Thursday, 29 April 2010

Teacherspeak Part 3 (From B to G, with no O in the middle)

More “Teacherspeak” words – things you say as a teacher that would require a huge cloud of volcanic ash to prevent your words flying straight over a child’s head.

After “appropriate,” “audacity” and “apply,” I’ve managed to strain and squeeze out some more words for other letters of the alphabet.

B is for “bare minimum”, which is the amount of work you accuse students of having done when they’ve been lazy bastards. The student immediately considers phoning Childline when he or she gets home, because they think you said something about them having a “bare mini bum”, which is more than a little creepy, and equally disarming is the follow-up accusation that they’ve been “bone idle.”

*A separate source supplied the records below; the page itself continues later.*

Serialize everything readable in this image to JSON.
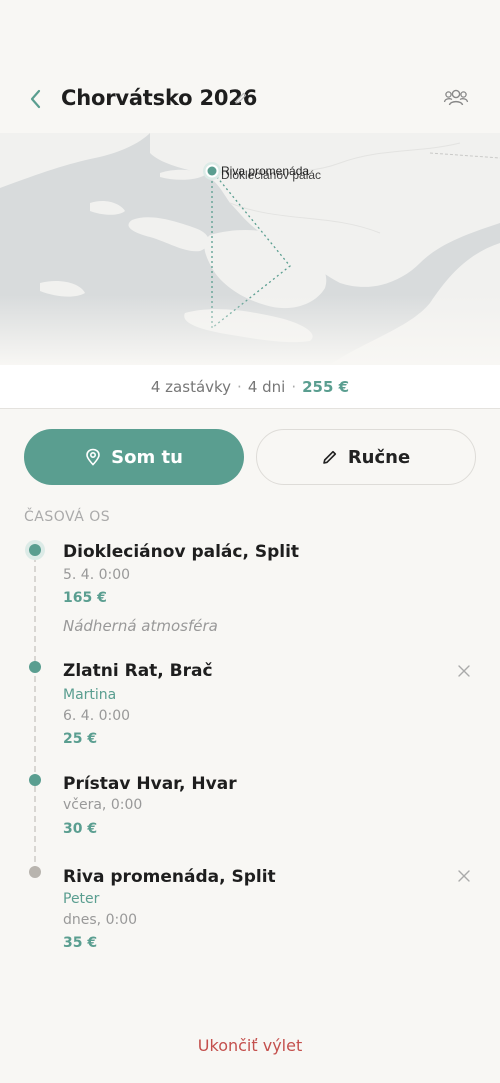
{
  "header": {
    "title": "Chorvátsko 2026",
    "icons": {
      "back": "back-chevron-icon",
      "edit": "pencil-icon",
      "group": "group-icon"
    }
  },
  "map": {
    "labels": [
      "Riva promenáda",
      "Diokleciánov palác"
    ]
  },
  "summary": {
    "stops": "4 zastávky",
    "days": "4 dni",
    "price": "255 €"
  },
  "actions": {
    "here_label": "Som tu",
    "manual_label": "Ručne"
  },
  "timeline": {
    "label": "ČASOVÁ OS",
    "stops": [
      {
        "name": "Diokleciánov palác, Split",
        "date": "5. 4. 0:00",
        "price": "165 €",
        "note": "Nádherná atmosféra"
      },
      {
        "name": "Zlatni Rat, Brač",
        "person": "Martina",
        "date": "6. 4. 0:00",
        "price": "25 €"
      },
      {
        "name": "Prístav Hvar, Hvar",
        "date": "včera, 0:00",
        "price": "30 €"
      },
      {
        "name": "Riva promenáda, Split",
        "person": "Peter",
        "date": "dnes, 0:00",
        "price": "35 €"
      }
    ]
  },
  "footer": {
    "end_trip": "Ukončiť výlet"
  },
  "colors": {
    "accent": "#5a9e90",
    "danger": "#c4504d",
    "background": "#f8f7f4"
  }
}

Teacher: You’ve been bone-idle.
Student: Is that like Pop Idol, but for anorexics?


C is for "consistent". The expectation that if students can do something well, then they have to be able to do it well all of the time. If not, then they become inconsistent.

Teacher writes in mark book: Inconsistent effort.
Student reads in mark book: Blah blah blah effort.

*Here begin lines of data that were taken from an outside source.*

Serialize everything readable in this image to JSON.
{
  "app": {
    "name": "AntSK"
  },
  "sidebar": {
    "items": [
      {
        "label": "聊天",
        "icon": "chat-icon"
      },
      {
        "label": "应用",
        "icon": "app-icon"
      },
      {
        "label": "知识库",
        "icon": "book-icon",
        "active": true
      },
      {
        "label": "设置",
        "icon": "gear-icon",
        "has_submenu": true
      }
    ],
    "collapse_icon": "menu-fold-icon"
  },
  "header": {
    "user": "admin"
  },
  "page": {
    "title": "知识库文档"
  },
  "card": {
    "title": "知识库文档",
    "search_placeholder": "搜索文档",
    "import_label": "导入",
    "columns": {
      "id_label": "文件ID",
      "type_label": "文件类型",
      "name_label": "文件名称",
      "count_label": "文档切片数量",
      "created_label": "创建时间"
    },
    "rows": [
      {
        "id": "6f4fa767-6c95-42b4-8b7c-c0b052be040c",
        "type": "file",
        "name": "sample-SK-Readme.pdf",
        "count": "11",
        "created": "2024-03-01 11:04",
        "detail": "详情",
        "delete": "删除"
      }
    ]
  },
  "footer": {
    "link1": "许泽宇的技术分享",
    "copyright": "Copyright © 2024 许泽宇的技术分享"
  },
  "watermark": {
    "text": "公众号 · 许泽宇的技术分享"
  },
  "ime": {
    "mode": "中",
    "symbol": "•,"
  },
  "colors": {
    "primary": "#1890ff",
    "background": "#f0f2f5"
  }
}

D is for “develop.” You probably throw this word around all over the place. Most confusing is when used in the imperative tense.

Teacher: (Writes when marking) Develop your points a little more!
Student: (Reads) More points.

D is also for “detail.”

Teacher at parents’ evening: What she needs to do is to begin analysing the factors in order to reach an independent conclusion, and to do this, she must learn to make comparisons, evaluate the evidence, assess the different interpretations and communicate her judgements using substantiated evidence that she has selected discriminately from her own research.
Parent, turning to daughter: You hear that? You have to write in more detail.


E is for “exemplary.” A word which you will want to say a lot, won’t know how to spell until after the 100th report you write trying to incorporate it, and which students only understand, because it starts with the same prefix as “excellent.” It sounds like excellent, so it must mean something good. By that reasoning, you could get away with writing “execrable” effort in an exercise book and a student will glow with pride. Perhaps even the phrase, “Your work is excrement.”

F is for “Fuck’s sake,” which can be safely utilised in all of your numerous moments of frustration, because when said under your breath it sounds to everyone more than 2 metres away from you as something no worse an innocuous huffing and puffing.

G is for “gifted and talented,” the current buzzword for children who have a particular gift or talent for one or more areas of the school curriculum. The profession refuses to admit to itself that this form of labelling is immoral, despite willingly teaching students in History that the first of the eight stages of genocide is categorisation. By the time you read this guide, students across the country are likely to find themselves victims of the second stage of genocide, symbolisation. Wearing of Gifted and Talented badges will be made compulsory. Stage 3 is Dehumanisation. Given that the whole concept is about elitism, G and T students considered as being “above” others in terms of gifts and talents, therefore become the “super” men. And as we all know, Superman was an alien and thereby not human.

Stage 4 is organisation, so here at least the slippery path towards genocide grinds to a gradual crawl thanks to the inevitable mud of bureaucracy associated with getting anything done in teaching. It’ll be like trip organising, a process of paperwork, risk-assessment and impact-evaluation, which could only have been devised for satirical purposes by Franz Kafka. However, once accomplished, the fifth stage towards genocide, that is polarisation, comes into force. Logically, if a minority group are identified and labelled as Gifted and Talented, then the remaining majority become Ungifted and Talentless. Stage 6, the victims are identified for stage 7, the extermination. Stage 8 is denial, but I think I’ve given this now-deceased horse enough of a flogging.